Well, there you have it from two authorities. Personally, I think hurricane prediction is an exercise in futility. You can never predict what a woman will do, and they don’t call her Mother Nature for nothing. Two things are for sure: There will be a number of storms, and there will be destruction. The important thing is to be prepared, and that’s not too difficult if you follow a few common-sense tips:
- Listen to the news. I have already told you we are in hurricane season; now you have to do some snooping on your own. Know when a storm is coming. After last year’s devastation, there will be no shortage of news coverage, I assure you.

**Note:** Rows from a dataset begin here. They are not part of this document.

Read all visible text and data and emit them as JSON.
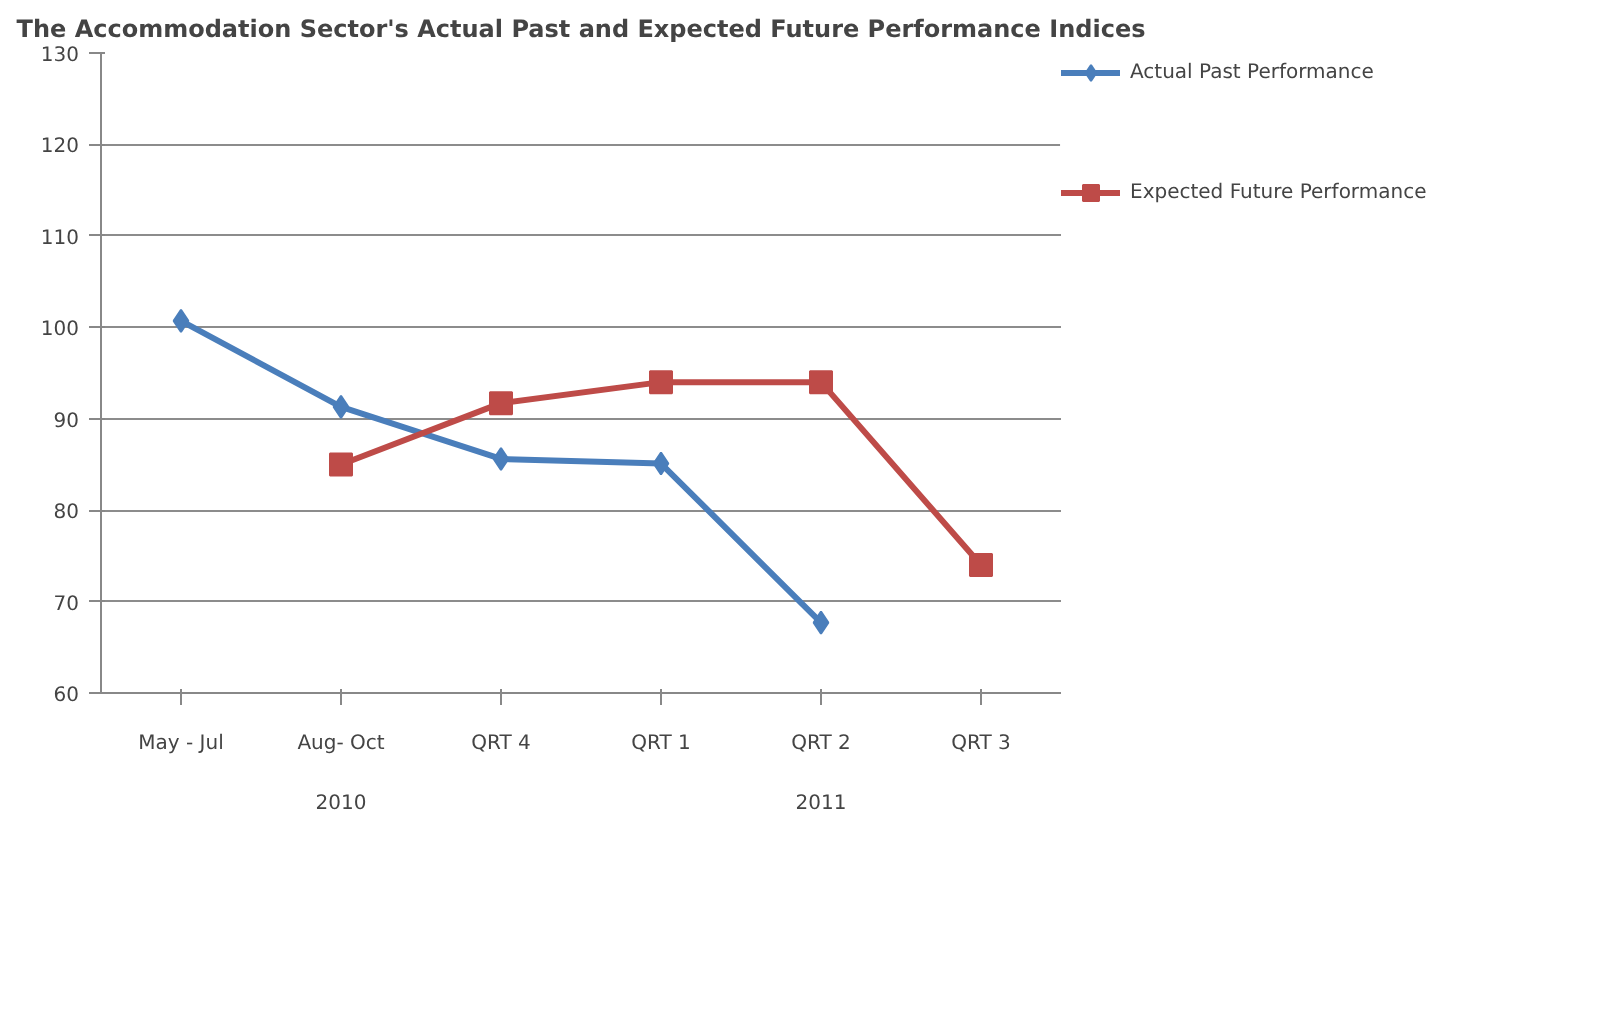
{
  "chart_data": {
    "type": "line",
    "title": "The Accommodation Sector's Actual Past and Expected Future Performance Indices",
    "categories": [
      "May - Jul",
      "Aug- Oct",
      "QRT 4",
      "QRT 1",
      "QRT 2",
      "QRT 3"
    ],
    "series": [
      {
        "name": "Actual Past Performance",
        "color": "#4a7ebb",
        "marker": "diamond",
        "values": [
          100.7,
          91.3,
          85.6,
          85.1,
          67.7,
          null
        ]
      },
      {
        "name": "Expected Future Performance",
        "color": "#be4b48",
        "marker": "square",
        "values": [
          null,
          85,
          91.7,
          94,
          94,
          74
        ]
      }
    ],
    "annotations": [
      "2010",
      "2011"
    ],
    "ylim": [
      60,
      130
    ],
    "yticks": [
      60,
      70,
      80,
      90,
      100,
      110,
      120,
      130
    ],
    "grid": "y",
    "legend": "right",
    "line_style": "solid"
  }
}
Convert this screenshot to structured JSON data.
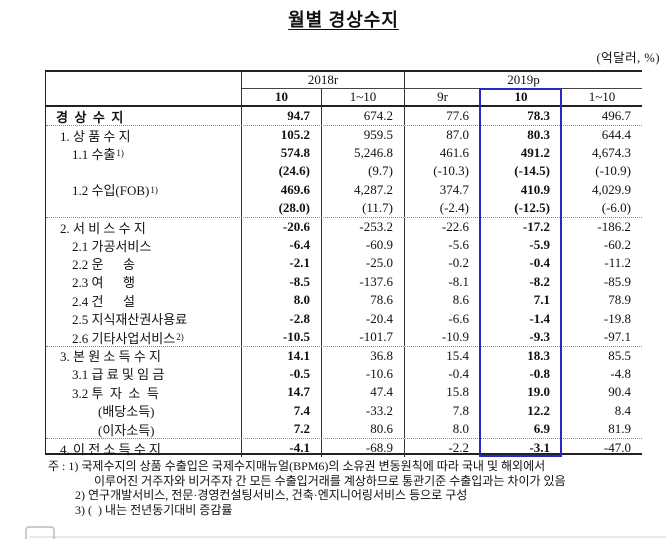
{
  "title": "월별 경상수지",
  "unit_note": "(억달러, %)",
  "colors": {
    "highlight_box": "#2828c8",
    "border": "#222222",
    "dotted_separator": "#888888"
  },
  "header": {
    "year_groups": [
      {
        "label": "2018r",
        "colspan": 2
      },
      {
        "label": "2019p",
        "colspan": 3
      }
    ],
    "columns": [
      "10",
      "1~10",
      "9r",
      "10",
      "1~10"
    ],
    "highlighted_column": "2019p 10"
  },
  "rows": [
    {
      "label": "경  상  수  지",
      "indent": 0,
      "bold_label": true,
      "sep": false,
      "values": [
        "94.7",
        "674.2",
        "77.6",
        "78.3",
        "496.7"
      ]
    },
    {
      "label": "1. 상 품 수 지",
      "indent": 1,
      "bold_label": false,
      "sep": true,
      "values": [
        "105.2",
        "959.5",
        "87.0",
        "80.3",
        "644.4"
      ]
    },
    {
      "label": "1.1 수출",
      "sup": "1)",
      "indent": 2,
      "bold_label": false,
      "sep": false,
      "values": [
        "574.8",
        "5,246.8",
        "461.6",
        "491.2",
        "4,674.3"
      ]
    },
    {
      "label": "",
      "indent": 2,
      "bold_label": false,
      "sep": false,
      "values": [
        "(24.6)",
        "(9.7)",
        "(-10.3)",
        "(-14.5)",
        "(-10.9)"
      ]
    },
    {
      "label": "1.2 수입(FOB)",
      "sup": "1)",
      "indent": 2,
      "bold_label": false,
      "sep": false,
      "values": [
        "469.6",
        "4,287.2",
        "374.7",
        "410.9",
        "4,029.9"
      ]
    },
    {
      "label": "",
      "indent": 2,
      "bold_label": false,
      "sep": false,
      "values": [
        "(28.0)",
        "(11.7)",
        "(-2.4)",
        "(-12.5)",
        "(-6.0)"
      ]
    },
    {
      "label": "2. 서 비 스 수 지",
      "indent": 1,
      "bold_label": false,
      "sep": true,
      "values": [
        "-20.6",
        "-253.2",
        "-22.6",
        "-17.2",
        "-186.2"
      ]
    },
    {
      "label": "2.1 가공서비스",
      "indent": 2,
      "bold_label": false,
      "sep": false,
      "values": [
        "-6.4",
        "-60.9",
        "-5.6",
        "-5.9",
        "-60.2"
      ]
    },
    {
      "label": "2.2 운      송",
      "indent": 2,
      "bold_label": false,
      "sep": false,
      "values": [
        "-2.1",
        "-25.0",
        "-0.2",
        "-0.4",
        "-11.2"
      ]
    },
    {
      "label": "2.3 여      행",
      "indent": 2,
      "bold_label": false,
      "sep": false,
      "values": [
        "-8.5",
        "-137.6",
        "-8.1",
        "-8.2",
        "-85.9"
      ]
    },
    {
      "label": "2.4 건      설",
      "indent": 2,
      "bold_label": false,
      "sep": false,
      "values": [
        "8.0",
        "78.6",
        "8.6",
        "7.1",
        "78.9"
      ]
    },
    {
      "label": "2.5 지식재산권사용료",
      "indent": 2,
      "bold_label": false,
      "sep": false,
      "values": [
        "-2.8",
        "-20.4",
        "-6.6",
        "-1.4",
        "-19.8"
      ]
    },
    {
      "label": "2.6 기타사업서비스",
      "sup": "2)",
      "indent": 2,
      "bold_label": false,
      "sep": false,
      "values": [
        "-10.5",
        "-101.7",
        "-10.9",
        "-9.3",
        "-97.1"
      ]
    },
    {
      "label": "3. 본 원 소 득 수 지",
      "indent": 1,
      "bold_label": false,
      "sep": true,
      "values": [
        "14.1",
        "36.8",
        "15.4",
        "18.3",
        "85.5"
      ]
    },
    {
      "label": "3.1 급 료 및 임 금",
      "indent": 2,
      "bold_label": false,
      "sep": false,
      "values": [
        "-0.5",
        "-10.6",
        "-0.4",
        "-0.8",
        "-4.8"
      ]
    },
    {
      "label": "3.2 투  자  소  득",
      "indent": 2,
      "bold_label": false,
      "sep": false,
      "values": [
        "14.7",
        "47.4",
        "15.8",
        "19.0",
        "90.4"
      ]
    },
    {
      "label": "(배당소득)",
      "indent": 3,
      "bold_label": false,
      "sep": false,
      "values": [
        "7.4",
        "-33.2",
        "7.8",
        "12.2",
        "8.4"
      ]
    },
    {
      "label": "(이자소득)",
      "indent": 3,
      "bold_label": false,
      "sep": false,
      "values": [
        "7.2",
        "80.6",
        "8.0",
        "6.9",
        "81.9"
      ]
    },
    {
      "label": "4. 이 전 소 득 수 지",
      "indent": 1,
      "bold_label": false,
      "sep": true,
      "values": [
        "-4.1",
        "-68.9",
        "-2.2",
        "-3.1",
        "-47.0"
      ]
    }
  ],
  "footnotes": {
    "lines": [
      {
        "indent": 0,
        "text": "주 : 1) 국제수지의 상품 수출입은 국제수지매뉴얼(BPM6)의 소유권 변동원칙에 따라 국내 및 해외에서"
      },
      {
        "indent": 2,
        "text": "이루어진 거주자와 비거주자 간 모든 수출입거래를 계상하므로 통관기준 수출입과는 차이가 있음"
      },
      {
        "indent": 1,
        "text": "2) 연구개발서비스, 전문·경영컨설팅서비스, 건축·엔지니어링서비스 등으로 구성"
      },
      {
        "indent": 1,
        "text": "3) (  ) 내는 전년동기대비 증감률"
      }
    ]
  }
}
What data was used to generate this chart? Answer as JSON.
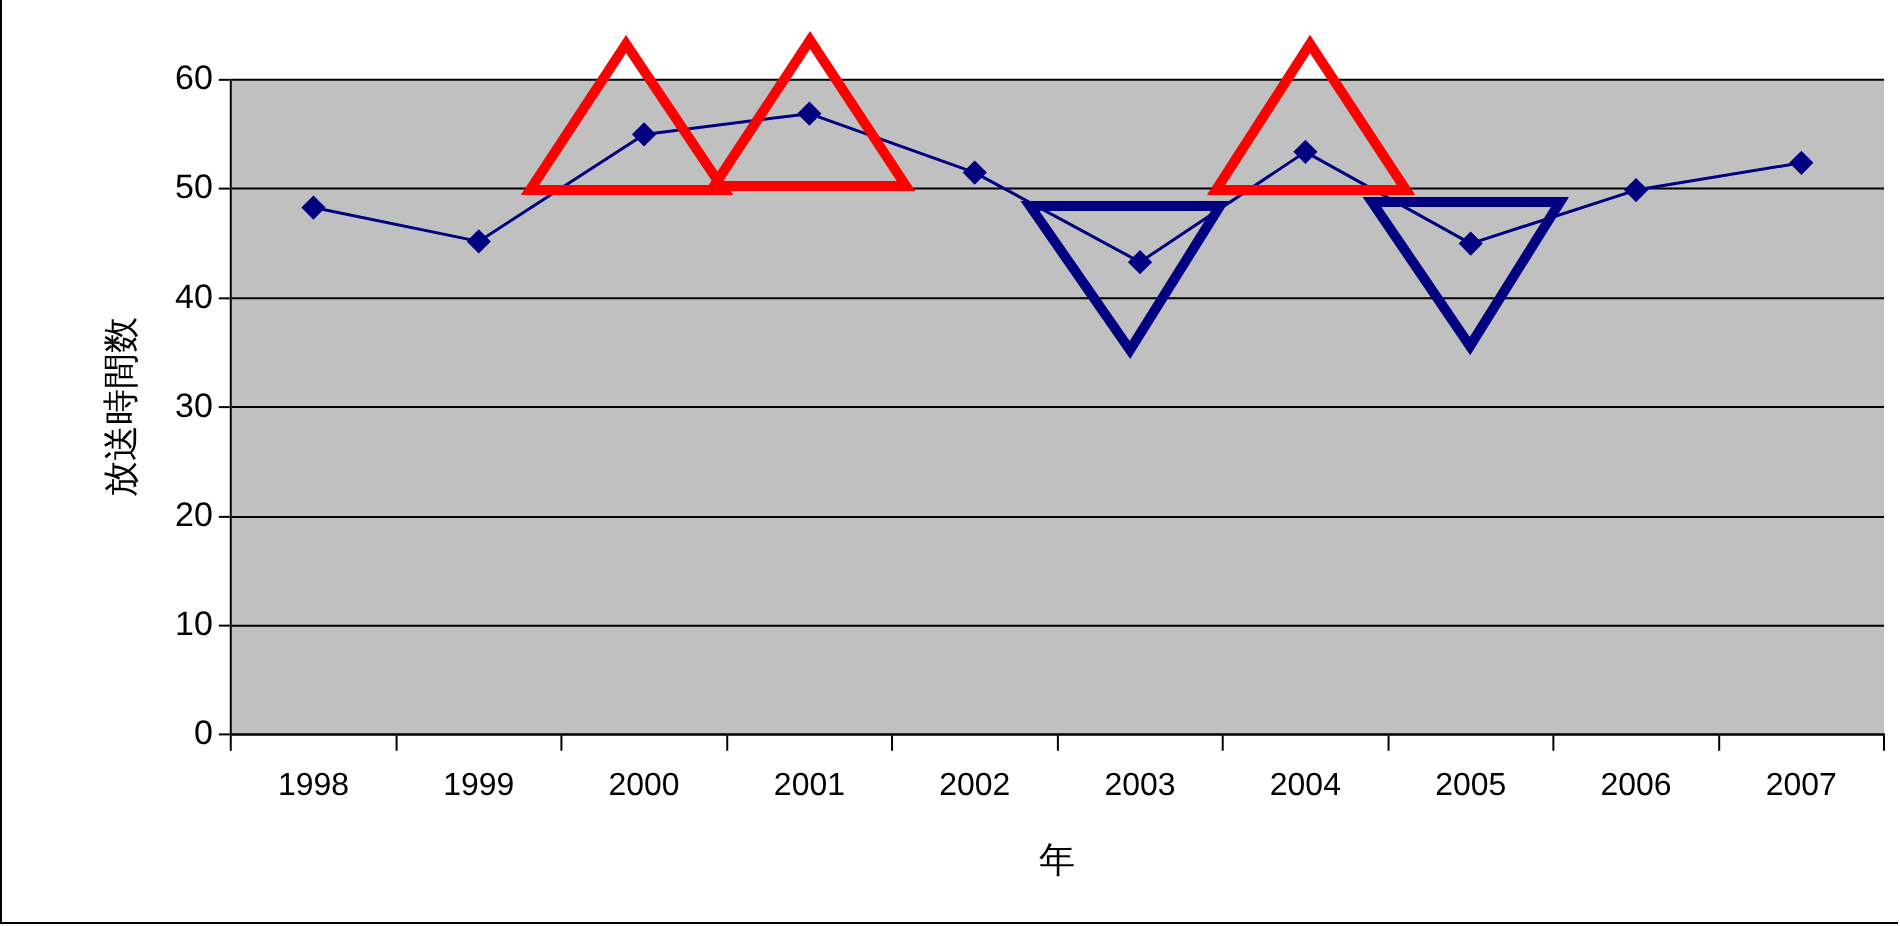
{
  "chart_data": {
    "type": "line",
    "xlabel": "年",
    "ylabel": "放送時間数",
    "categories": [
      "1998",
      "1999",
      "2000",
      "2001",
      "2002",
      "2003",
      "2004",
      "2005",
      "2006",
      "2007"
    ],
    "series": [
      {
        "color": "#000080",
        "values": [
          48.3,
          45.2,
          55.0,
          56.9,
          51.5,
          43.3,
          53.4,
          45.0,
          49.9,
          52.4
        ]
      }
    ],
    "ylim": [
      0,
      60
    ],
    "yticks": [
      0,
      10,
      20,
      30,
      40,
      50,
      60
    ],
    "grid": "y",
    "legend": false,
    "marker": "diamond",
    "line_style": "solid"
  }
}
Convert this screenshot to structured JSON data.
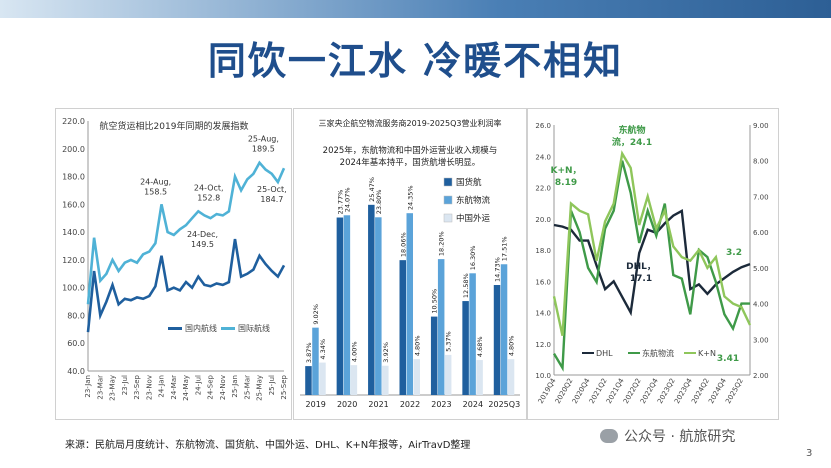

- Stock up. Every household even remotely in the path of tropical weather should have the following on hand throughout the season: some dry food for people and pets, bottled water, a portable radio, flashlights and spare batteries, a first aid kit and a cell phone. And don’t wait until the storm is bearing down to head for Home Depot. Why not go out tomorrow and buy the plywood you may need to board up your windows?
- Heed the advice of the authorities. When they tell you to leave, leave! Pack your valuables and head out of town; your life is simply not worth the risk of staying home. If you are unable to evacuate yourself, call for help. You will be told when it is safe to return. Don’t try to go earlier. There are many unseen dangers after a storm has passed through, and public safety crews need to do their work without having to deal with early returnees. Again, heed the advice of authorities.
Are you planning a trip to hurricane territory? Always, always purchase supplemental travel insurance and check with the insurer about its hurricane coverage. Some resorts offer a “hurricane guarantee,” but these guarantees are usually limited, so read the fine print. Keep in mind that if storm clouds are gathering, it might just make sense from a safety point of view to abandon the trip.
Staying safe during hurricane season is not difficult if you follow some very simple tips. Unfortunately, common sense tends to go out the window in an emergency. But if you make your plans before a storm starts brewing, you will be in a better position to come out unscathed.
Oh, and one more tip: Although the waves will be big, and the surf will be up, leave that surfboard in the garage!